Drew Aliperto, USPS Pacific Area Vice-President in a letter to North County Times (California) sets the record straight on postal automated technology
The recent North County Times editorial “Return to sender: Expensive post office technology pointless without labor savings” (Feb. 3) was a mixed bag: the analysis of the impressive capabilities of the U.S. Postal Service’s Flats Sequencing System was spot on, but the rest of the observations were either off the mark or flat wrong. Allow me to set the record straight.
The cost figure cited for the FSS machines to be installed at the Margaret L. Sellers Processing and Distribution Center in Carmel Mountain Ranch actually represents an estimate of the total investment for the national FSS program —- including lengthy research and development for this “modern marvel,” as the editorial rightly put it.
The claim that the substantial cost savings from the FSS machines “will not be passed on to taxpayers any time soon” perpetuates the myth that USPS operations are funded by taxpayers. They aren’t. Customers who purchase postage, products and services fund USPS operations, and they will reap the benefits of FSS.

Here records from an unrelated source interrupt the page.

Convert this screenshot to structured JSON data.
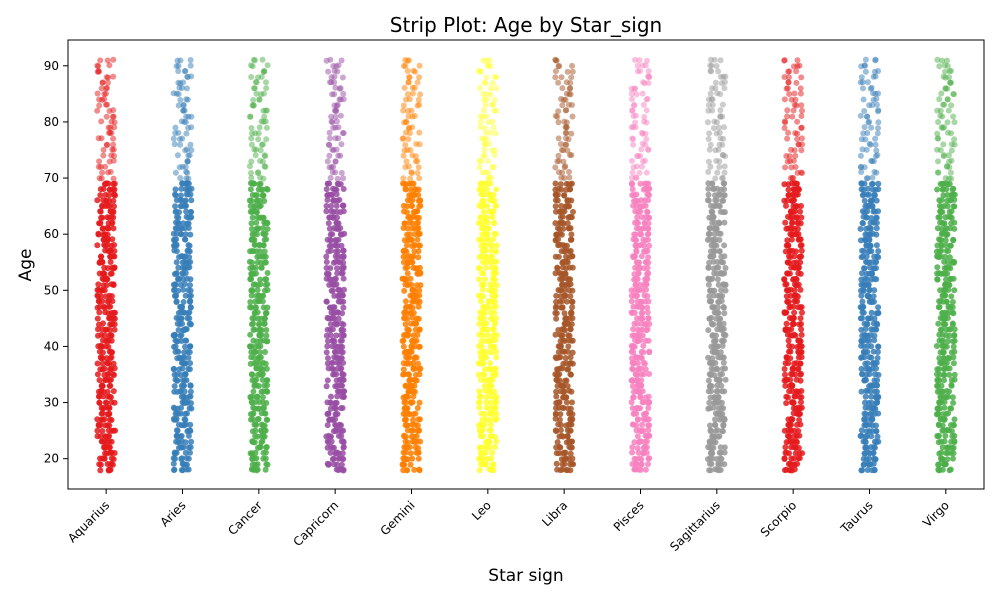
{
  "chart_data": {
    "type": "scatter",
    "subtype": "strip",
    "title": "Strip Plot: Age by Star_sign",
    "xlabel": "Star sign",
    "ylabel": "Age",
    "ylim": [
      14.6,
      94.6
    ],
    "yticks": [
      20,
      30,
      40,
      50,
      60,
      70,
      80,
      90
    ],
    "grid": false,
    "categories": [
      "Aquarius",
      "Aries",
      "Cancer",
      "Capricorn",
      "Gemini",
      "Leo",
      "Libra",
      "Pisces",
      "Sagittarius",
      "Scorpio",
      "Taurus",
      "Virgo"
    ],
    "series": [
      {
        "category": "Aquarius",
        "min": 18,
        "max": 91,
        "color": "#e41a1c"
      },
      {
        "category": "Aries",
        "min": 18,
        "max": 91,
        "color": "#377eb8"
      },
      {
        "category": "Cancer",
        "min": 18,
        "max": 91,
        "color": "#4daf4a"
      },
      {
        "category": "Capricorn",
        "min": 18,
        "max": 91,
        "color": "#984ea3"
      },
      {
        "category": "Gemini",
        "min": 18,
        "max": 91,
        "color": "#ff7f00"
      },
      {
        "category": "Leo",
        "min": 18,
        "max": 91,
        "color": "#ffff33"
      },
      {
        "category": "Libra",
        "min": 18,
        "max": 91,
        "color": "#a65628"
      },
      {
        "category": "Pisces",
        "min": 18,
        "max": 91,
        "color": "#f781bf"
      },
      {
        "category": "Sagittarius",
        "min": 18,
        "max": 91,
        "color": "#999999"
      },
      {
        "category": "Scorpio",
        "min": 18,
        "max": 91,
        "color": "#e41a1c"
      },
      {
        "category": "Taurus",
        "min": 18,
        "max": 91,
        "color": "#377eb8"
      },
      {
        "category": "Virgo",
        "min": 18,
        "max": 91,
        "color": "#4daf4a"
      }
    ]
  }
}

Despite the editorial’s claim to the contrary, the FSS does in fact result in a reallocation of resources. The FSS allows USPS to significantly reduce the number of delivery routes by virtually eliminating the manual sorting done by carriers in the morning and expanding the number of deliveries they can handle on the street.FSS also reduces the amount of equipment and back office work space required, which can lead to consolidation of facilities and right-sizing of our network. Labor costs are reduced in affected offices, as letter carriers retire and aren’t replaced.